The Detroit Pistons are a bad team and no deal at the NBA Trade Deadline is going to change its season. The Pistons are also in year three of a rebuild, and I don’t think any deal would appreciably change their long-term outlook. They’re going to have a high pick in a seemingly loaded 2023 NBA Draft, and they can’t afford to screw it up.

I mention this because I need people to be prepared for the likelihood that the Detroit Pistons not only fail to make a seismic deal at the deadline, they might not make any deals at all.

Now, if I had to put my chips on the table, I say they will more likely than not do something, but I also take them at their word when it is reported that the Pistons front office has a stance of needing to be blown away by an offer in order to move players like Bojan Bogdanovic, Alec Burks or Saddiq Bey.

In his latest trade rumor roundup for Hoops Hype, Michael Scotto had this to say about the stance of the Pistons front office:

While some rival executives believe it could be a posturing tactic, others are taking the Pistons at face value that they want to compete next season with a high lottery pick alongside the backcourt trio of Cade Cunningham, Jaden Ivey and Killian Hayes and veteran presences of Bogdanovic and Burks.

Bogdanovic, who’s averaging a career-high 21.3 points, could force a desperate playoff team looking to get over the hump to offer a lightly protected first-round pick and a good young player.
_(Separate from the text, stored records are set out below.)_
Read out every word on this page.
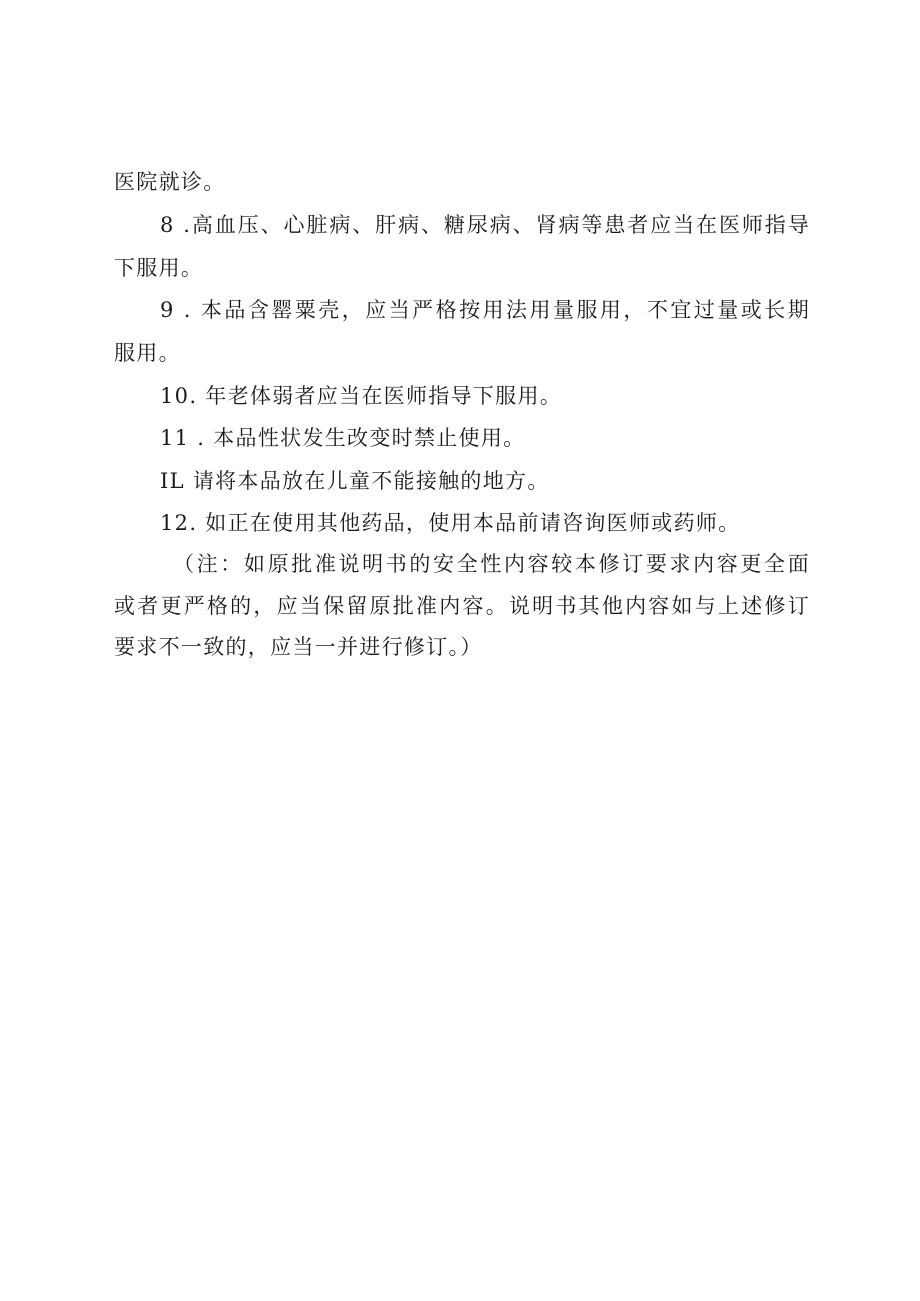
医院就诊。
8 .高血压、心脏病、肝病、糖尿病、肾病等患者应当在医师指导
下服用。
9 . 本品含罂粟壳，应当严格按用法用量服用，不宜过量或长期
服用。
10. 年老体弱者应当在医师指导下服用。
11 . 本品性状发生改变时禁止使用。
IL 请将本品放在儿童不能接触的地方。
12. 如正在使用其他药品，使用本品前请咨询医师或药师。
（注：如原批准说明书的安全性内容较本修订要求内容更全面
或者更严格的，应当保留原批准内容。说明书其他内容如与上述修订
要求不一致的，应当一并进行修订。）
He turns 34 in April and is owed $39 million over the next two seasons, which includes a partially guaranteed $2 million for the 2024-25 season.

Some rival executives believed Detroit could get two second-round picks for reserve swingman Alec Burks, but the current stance from Detroit is that won’t be enough.

There has been talk about what it would take to pry away Bojan — the Lakers’ two potential future first-rounders at the top end of the supposed market and an unprotected future first at minimum.

The premise has been that it is all posturing and Detroit will lower its demands. Could be.

But it’s also clear that the Pistons are sick of being a 20-win team, and that the franchise doesn’t want to rely on internal growth from its young players to do all the heavy lifting of climbing back toward .500.

We can litigate the logic of relying on two players currently healthy and playing big minutes for one of the worst teams in the league as being indispensable to a not-too-distant version of the team to be much more competitive, but we’ll save that argument for a different date.

What does it mean if the Pistons don’t deal Bogdanovic and Burks? It means the Pistons have a starter and a sixth man penciled into the lineup for next season. Or it could mean that they have two attractive assets to use in the offseason in case a big trade is possible. Or they have two players who could be on the market next trade deadline as the dust has settled and the franchise has added a future star (lets call him Victor W. for short), a healthy Cade Cunningham, further development from other young players, and whatever the hell they decided to do with $40 million in cap space this offseason.

I’ve always been 99% certain Burks is back on Detroit’s roster next season. He’s too good a shooter, has a team-friendly contract, a team-option that provides flexibility, and would represent too little a return in a deal to bother sacrificing all that I mentioned before. Bojan is a bit more complicated. His defense on an already bad defensive team is problematic, and he’s old enough I’d rather he get shipped out for a pick and a player with potential as a wing defender. But he’s also one of the few adults in the room on a very young team. I understand the reluctance to part with that. But Detroit needs so much, I hope that some team provides a Weaver a deal that is too good to refuse.

Otherwise, Detroit really doesn’t have the assets. I’d rather Saddiq spend an offseason shooting 100,000 threes and seeing if he can rebuild his value as a perimeter option off the bench than the paltry return he’d probably fetch if dealt now. And while Nerlens Noel might get you a second-rounder in the 40s, Cory Joseph and Rodney McGruder aren’t going anywhere unless its via buyout.

So start preparing for a quiet deadline, Pistons fans. And figure out how you’re going to make it through these final 30-plus games with your fandom in tact.